San Diego City – downtown rarities

[All photographs copyright, Gary Nunn 2012] – The cool foggy morning kept the birds actively feeding and low in trees this morning at the Marston House in Balboa Park. This warbler put in an appearance in the tiny tree over the birdbath right outside the house and allowed some close photography. Reported yesterday as a Black-throated Green Warbler it appears to be a hybrid Hermit X Townsend’s Warbler of some degree.
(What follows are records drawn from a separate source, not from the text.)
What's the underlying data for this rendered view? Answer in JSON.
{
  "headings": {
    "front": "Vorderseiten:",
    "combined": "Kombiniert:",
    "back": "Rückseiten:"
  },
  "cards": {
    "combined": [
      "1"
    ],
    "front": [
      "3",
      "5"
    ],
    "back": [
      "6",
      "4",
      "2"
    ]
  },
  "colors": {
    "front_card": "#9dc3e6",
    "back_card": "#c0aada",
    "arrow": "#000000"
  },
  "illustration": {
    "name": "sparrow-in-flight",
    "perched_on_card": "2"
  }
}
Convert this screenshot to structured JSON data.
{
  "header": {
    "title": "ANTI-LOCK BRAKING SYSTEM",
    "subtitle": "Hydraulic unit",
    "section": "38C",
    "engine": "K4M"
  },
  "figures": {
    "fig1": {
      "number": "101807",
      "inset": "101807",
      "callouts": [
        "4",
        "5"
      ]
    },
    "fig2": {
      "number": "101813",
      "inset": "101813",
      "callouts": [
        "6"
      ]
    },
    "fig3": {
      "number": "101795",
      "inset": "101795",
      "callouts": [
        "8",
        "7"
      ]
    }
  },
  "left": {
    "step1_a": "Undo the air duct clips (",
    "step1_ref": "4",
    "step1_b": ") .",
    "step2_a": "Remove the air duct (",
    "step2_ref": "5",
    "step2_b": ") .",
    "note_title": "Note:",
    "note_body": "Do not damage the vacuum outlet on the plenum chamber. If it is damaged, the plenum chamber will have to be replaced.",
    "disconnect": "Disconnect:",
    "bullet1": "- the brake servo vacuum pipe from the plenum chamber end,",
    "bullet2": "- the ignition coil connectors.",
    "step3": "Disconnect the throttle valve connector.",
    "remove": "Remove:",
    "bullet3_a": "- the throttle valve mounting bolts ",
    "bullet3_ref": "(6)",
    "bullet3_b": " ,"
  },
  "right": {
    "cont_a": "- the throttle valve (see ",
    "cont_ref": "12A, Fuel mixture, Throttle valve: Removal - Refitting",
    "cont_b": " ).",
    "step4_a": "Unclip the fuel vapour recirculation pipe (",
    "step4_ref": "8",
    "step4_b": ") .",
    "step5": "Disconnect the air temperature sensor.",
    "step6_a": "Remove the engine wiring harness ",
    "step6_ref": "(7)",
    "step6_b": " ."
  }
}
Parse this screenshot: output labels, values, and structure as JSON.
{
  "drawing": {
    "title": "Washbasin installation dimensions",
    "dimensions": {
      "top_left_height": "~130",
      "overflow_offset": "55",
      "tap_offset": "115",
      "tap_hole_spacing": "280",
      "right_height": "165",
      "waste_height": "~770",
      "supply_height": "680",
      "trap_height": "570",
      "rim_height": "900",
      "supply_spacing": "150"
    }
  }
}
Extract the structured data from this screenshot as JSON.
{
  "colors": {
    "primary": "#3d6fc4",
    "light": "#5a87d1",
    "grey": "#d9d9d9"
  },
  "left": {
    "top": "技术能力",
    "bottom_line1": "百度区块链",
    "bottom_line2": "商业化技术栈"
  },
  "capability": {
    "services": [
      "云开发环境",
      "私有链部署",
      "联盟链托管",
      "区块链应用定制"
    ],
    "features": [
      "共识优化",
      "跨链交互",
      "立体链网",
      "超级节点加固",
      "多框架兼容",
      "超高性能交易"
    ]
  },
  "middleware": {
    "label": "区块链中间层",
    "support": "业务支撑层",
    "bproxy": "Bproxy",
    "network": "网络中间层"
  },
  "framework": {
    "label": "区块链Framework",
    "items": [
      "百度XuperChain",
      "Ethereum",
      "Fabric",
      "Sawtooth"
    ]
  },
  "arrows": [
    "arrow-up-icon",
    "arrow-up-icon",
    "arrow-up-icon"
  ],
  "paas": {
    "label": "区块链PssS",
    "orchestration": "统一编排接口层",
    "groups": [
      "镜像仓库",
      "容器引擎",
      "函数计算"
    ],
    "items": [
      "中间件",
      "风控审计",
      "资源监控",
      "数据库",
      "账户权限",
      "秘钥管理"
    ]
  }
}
Looking most like a Hermit Warbler in fact, it may be a parental backcross of such a hybrid with Hermit Warbler. The quite strong streaked markings on the underparts and patchy dark auricular seems to indicate some Townsend’s Warbler mixed in to the parentage. Most importantly this bird has a clean white vent area, unlike Black-throated Green Warbler which shows off light yellow patches on the vent sides.

Hybrid Hermit X Townsend’s Warbler – Balboa Park, San Diego 07 Dec 2012

Hybrid Hermit X Townsend’s Warbler – Balboa Park, San Diego 07 Dec 2012

Hybrid Hermit X Townsend’s Warbler – Balboa Park, San Diego 07 Dec 2012

Hybrid Hermit X Townsend’s Warbler – Balboa Park, San Diego 07 Dec 2012

I only planned on looking for the Red-necked Grebe but navigating through downtown San Diego to the Seaport Marina I noticed many warblers in the planted trees. After finding the grebe I took off with Peter Ginsberg and Terry Hunefeld to search through Pantoja Park right there in the marina district. The oldest park in downtown San Diego – established in 1850 – had a few nice birds! In among a warbler flock was this perky and bright Chestnut-sided Warbler. This bird appears to be an adult male in basic plumage. The flanks have quite strong chestnut marks (covered over by fluffy white belly feathers in most of the photographs), the upperparts are a bright green, and the uppertail coverts and marginal wing coverts have extensive black centers.

The Red-necked Grebe was hunting small fish beneath rocks right at the marina side. We watched it catch a small fish almost coot like as it splashed around with its large lappet feet. Silent for a long time it suddenly let out a loud cluck sound – grebe vocalization!